Новосильская засмеялась и отвечала: — Да! Здесь вы с вашими воздушными стремлениями ничего не сделаете. Любаша, должно быть, очень практична, и дорогу в ее сердце прокладывать надо дружбой, добротой и привычкой, а не дон-жуанством или немецкими сентенциями... Как бы Василек не взял верха над Василиском?.. А! что вы скажете?
— Нет; это было бы слишком хорошо! Я боюсь, что она поиграет-поиграет, да и выйдет за Самбикина... От этого надо ее отучать. Если б я этого не боялся, я бы, несмотря на ваши проклятия, возвратился к бедной Nelly, которая без меня, я думаю, страшно тоскует... Сами хотите, чтобы я здесь побыл еще, а жить не даете... Я обещаю вам, что я дальше поцалуев не пойду.
— Нет, нет, нет! — с испугом воскликнула Катерина Николаевна. — Я опять вас прошу — ради Бога, оставьте... Я даже готова сказать вам одну вещь... Смотрите только — молчите! Старший Лихачев и спит, и видит, как бы брата женить на Nelly... И брату она нравится; только он об этом не говорит: думает ли он, что она вами занята, или еще находит, что жениться ему еще рано... не знаю. Теперь он чаще с ней стал говорить с тех пор, как вы с Любашей. Разве вы, Вася, захотите мешать этому? Он, любя вас, не хотел вам мешать прежде, а вы будете? Такая милая жена разве не исправит его пороки? Разве не приятно сделать ее русской, когда она и без того уже любит нашу жизнь?..

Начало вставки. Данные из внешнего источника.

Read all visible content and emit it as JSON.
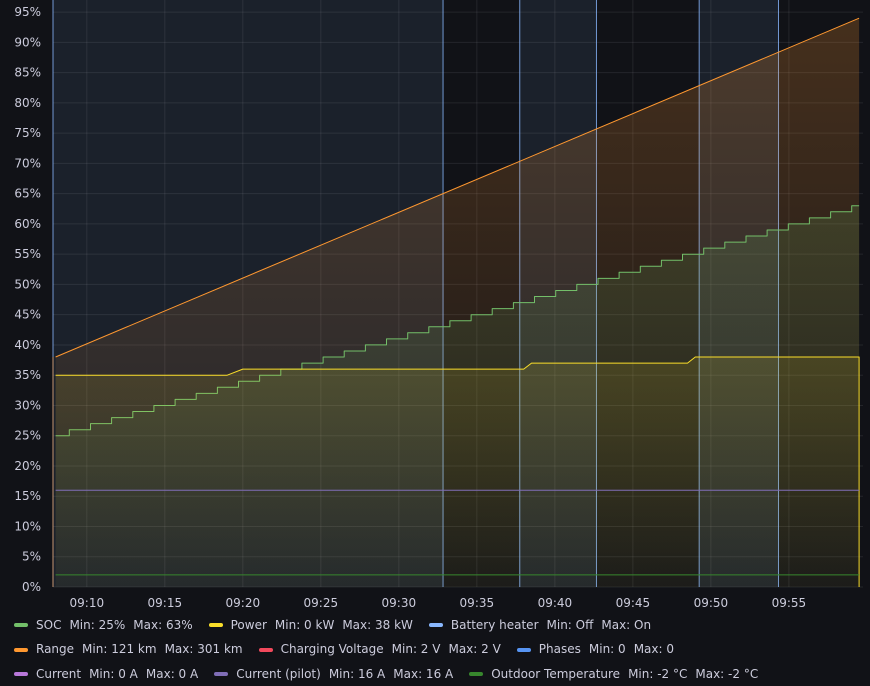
{
  "chart_data": {
    "type": "line",
    "y_axis": {
      "ticks": [
        "0%",
        "5%",
        "10%",
        "15%",
        "20%",
        "25%",
        "30%",
        "35%",
        "40%",
        "45%",
        "50%",
        "55%",
        "60%",
        "65%",
        "70%",
        "75%",
        "80%",
        "85%",
        "90%",
        "95%"
      ],
      "ylim": [
        0,
        97
      ]
    },
    "x_axis": {
      "ticks": [
        "09:10",
        "09:15",
        "09:20",
        "09:25",
        "09:30",
        "09:35",
        "09:40",
        "09:45",
        "09:50",
        "09:55"
      ],
      "xlim_minutes": [
        "09:07:50",
        "09:59:45"
      ]
    },
    "grid": true,
    "colors": {
      "soc": "#73bf69",
      "power": "#fade2a",
      "battery_heater": "#8ab8ff",
      "range": "#ff9830",
      "charging_voltage": "#f2495c",
      "phases": "#5794f2",
      "current": "#b877d9",
      "current_pilot": "#806eb7",
      "outdoor_temperature": "#37872d"
    },
    "series": [
      {
        "key": "soc",
        "name": "SOC",
        "points": [
          [
            "09:08:00",
            25
          ],
          [
            "09:59:30",
            63
          ]
        ],
        "stepped": true
      },
      {
        "key": "range",
        "name": "Range",
        "points": [
          [
            "09:08:00",
            38
          ],
          [
            "09:59:30",
            94
          ]
        ]
      },
      {
        "key": "power",
        "name": "Power",
        "points": [
          [
            "09:08:00",
            35
          ],
          [
            "09:19:00",
            35
          ],
          [
            "09:20:00",
            36
          ],
          [
            "09:38:00",
            36
          ],
          [
            "09:38:30",
            37
          ],
          [
            "09:48:30",
            37
          ],
          [
            "09:49:00",
            38
          ],
          [
            "09:59:30",
            38
          ],
          [
            "09:59:30",
            0
          ]
        ]
      },
      {
        "key": "current_pilot",
        "name": "Current (pilot)",
        "points": [
          [
            "09:08:00",
            16
          ],
          [
            "09:59:30",
            16
          ]
        ]
      },
      {
        "key": "outdoor_temperature",
        "name": "Outdoor Temperature",
        "points": [
          [
            "09:08:00",
            2
          ],
          [
            "09:59:30",
            2
          ]
        ]
      }
    ],
    "battery_heater_events": [
      "09:07:50",
      "09:32:50",
      "09:37:45",
      "09:42:40",
      "09:49:15",
      "09:54:20"
    ],
    "battery_heater_on_intervals": [
      [
        "09:07:50",
        "09:32:50"
      ],
      [
        "09:37:45",
        "09:42:40"
      ],
      [
        "09:49:15",
        "09:54:20"
      ]
    ]
  },
  "legend": [
    {
      "key": "soc",
      "name": "SOC",
      "min": "Min: 25%",
      "max": "Max: 63%"
    },
    {
      "key": "power",
      "name": "Power",
      "min": "Min: 0 kW",
      "max": "Max: 38 kW"
    },
    {
      "key": "battery_heater",
      "name": "Battery heater",
      "min": "Min: Off",
      "max": "Max: On"
    },
    {
      "key": "range",
      "name": "Range",
      "min": "Min: 121 km",
      "max": "Max: 301 km"
    },
    {
      "key": "charging_voltage",
      "name": "Charging Voltage",
      "min": "Min: 2 V",
      "max": "Max: 2 V"
    },
    {
      "key": "phases",
      "name": "Phases",
      "min": "Min: 0",
      "max": "Max: 0"
    },
    {
      "key": "current",
      "name": "Current",
      "min": "Min: 0 A",
      "max": "Max: 0 A"
    },
    {
      "key": "current_pilot",
      "name": "Current (pilot)",
      "min": "Min: 16 A",
      "max": "Max: 16 A"
    },
    {
      "key": "outdoor_temperature",
      "name": "Outdoor Temperature",
      "min": "Min: -2 °C",
      "max": "Max: -2 °C"
    }
  ]
}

— Это ужасно, однако! — воскликнул Милькеев, — жить на свете нельзя! Если б я знал, по крайней мере, что Nelly наверное ко мне неравнодушна, я был бы покоен... И оставил бы ее вовсе...
— Вы не хитрите, Василиск? — спросила Катерина Николаевна.
— С вами-то! — отвечал Милькеев.
— Ну, смотрите... Я на вас надеюсь.
Она передала ему все разговоры свои с Баумгартеном, предводителем и самою Nelly, показала ему даже заветные листики, списанные французом, повторяя беспрестанно: — Это слабо, это гадко с моей стороны. Но я знаю — вы меня не обманете!
Милькеев был поражен, читая о розовом облаке на горах, о разговоре в зимнем саду, о самом себе столько лестного. Ему было не до шуток; молча сложил он листы и отдал Новосильской. Смущенный, задумчивый... не зная куда скрыться от самолюбивого восторга и внезапного прилива чувств, он поспешил уехать в Чемоданово, надеясь около светлой и бесстрастной, по-своему загадочной Любаши забыть близость той, которая ждала только одного серьезного движения с его стороны, чтобы отдать ему душу без страха и угрызений.